Они забавлялись по-прежнему, и Ваврова рассказывала, что видела собственными глазами, как они в сумерках целовались. Возможно, что эта сплетня побудила отца Баси пойти к Кечеру, опекуну Фрица; они о чем-то долго совещались наедине, затем позвали Фрица, и разговор между ними продолжался еще несколько часов, но никто не слышал, о чем они говорили. В тот же вечер Фриц пришел в дом богатого купца и был веселее и развязнее, чем обыкновенно; он просидел весь вечер возле Баси и после этого начал ежедневно бывать в доме Свинягловы. Через неделю в городе заговорили о том, что Бася за него выходит замуж. Кто-то спросил Матертера, правда ли, что он женится?

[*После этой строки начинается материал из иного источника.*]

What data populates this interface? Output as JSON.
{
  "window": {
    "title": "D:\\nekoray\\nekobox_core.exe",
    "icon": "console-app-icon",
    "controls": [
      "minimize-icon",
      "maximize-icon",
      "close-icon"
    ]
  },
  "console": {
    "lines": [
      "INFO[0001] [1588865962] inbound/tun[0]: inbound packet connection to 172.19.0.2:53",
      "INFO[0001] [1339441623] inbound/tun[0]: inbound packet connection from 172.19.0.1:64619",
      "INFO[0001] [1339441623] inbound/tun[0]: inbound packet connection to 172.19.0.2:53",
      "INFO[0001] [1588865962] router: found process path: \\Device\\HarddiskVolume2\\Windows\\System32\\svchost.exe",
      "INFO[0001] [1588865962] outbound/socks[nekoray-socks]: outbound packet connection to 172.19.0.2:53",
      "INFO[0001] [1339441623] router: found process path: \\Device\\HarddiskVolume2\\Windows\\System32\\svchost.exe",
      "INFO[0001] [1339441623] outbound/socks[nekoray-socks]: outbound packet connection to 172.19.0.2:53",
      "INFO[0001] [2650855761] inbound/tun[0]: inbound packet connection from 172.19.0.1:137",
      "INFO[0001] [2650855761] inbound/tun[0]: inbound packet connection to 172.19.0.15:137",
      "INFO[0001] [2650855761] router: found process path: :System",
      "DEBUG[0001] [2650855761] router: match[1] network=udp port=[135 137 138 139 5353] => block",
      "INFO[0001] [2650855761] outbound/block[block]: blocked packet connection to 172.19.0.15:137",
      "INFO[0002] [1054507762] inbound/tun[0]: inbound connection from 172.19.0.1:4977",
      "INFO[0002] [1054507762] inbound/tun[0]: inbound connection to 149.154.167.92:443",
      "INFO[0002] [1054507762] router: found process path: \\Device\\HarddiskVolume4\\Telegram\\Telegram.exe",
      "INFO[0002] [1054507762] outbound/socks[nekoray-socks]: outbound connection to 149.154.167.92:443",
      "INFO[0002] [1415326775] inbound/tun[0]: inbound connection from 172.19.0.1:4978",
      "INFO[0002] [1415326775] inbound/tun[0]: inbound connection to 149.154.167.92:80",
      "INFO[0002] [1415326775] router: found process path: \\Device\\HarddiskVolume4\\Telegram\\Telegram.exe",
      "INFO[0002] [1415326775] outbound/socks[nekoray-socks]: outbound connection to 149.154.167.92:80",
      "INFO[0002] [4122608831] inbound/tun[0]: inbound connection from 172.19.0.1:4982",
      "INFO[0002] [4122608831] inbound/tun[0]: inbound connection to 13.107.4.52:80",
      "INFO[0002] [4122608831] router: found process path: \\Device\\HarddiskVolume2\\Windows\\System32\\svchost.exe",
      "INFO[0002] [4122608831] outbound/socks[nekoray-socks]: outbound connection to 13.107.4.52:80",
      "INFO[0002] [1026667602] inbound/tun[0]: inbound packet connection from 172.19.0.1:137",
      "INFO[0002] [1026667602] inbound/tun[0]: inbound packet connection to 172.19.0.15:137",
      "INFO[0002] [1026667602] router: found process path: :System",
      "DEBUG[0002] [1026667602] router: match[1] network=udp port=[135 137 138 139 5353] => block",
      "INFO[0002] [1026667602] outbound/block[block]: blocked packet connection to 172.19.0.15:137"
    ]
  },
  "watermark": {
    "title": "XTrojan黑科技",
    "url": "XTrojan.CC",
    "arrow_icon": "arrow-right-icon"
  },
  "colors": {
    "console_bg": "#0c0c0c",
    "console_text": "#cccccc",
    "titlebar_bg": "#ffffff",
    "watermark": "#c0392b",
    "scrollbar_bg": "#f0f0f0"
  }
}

– А кому какое до этого дело? – ответил он дерзко. – Разве я женюсь для кого-нибудь, а не для себя?
Родственники матери и некоторые из семьи Кечера начали отговаривать Фрица от женитьбы, указывая на легкомыслие девушки, о которой ходили разные слухи; но на все их доводы Фриц только пожимал плечами и ни слова не отвечал.
В городе уже трубили о свадьбе… Говорили, что Свиняглова собирается ее отпраздновать тотчас же после святок, и что у него в доме к этому уже готовятся. А свадьбу предполагали устроить богатую и пышную, какой Краков уже давно не видел.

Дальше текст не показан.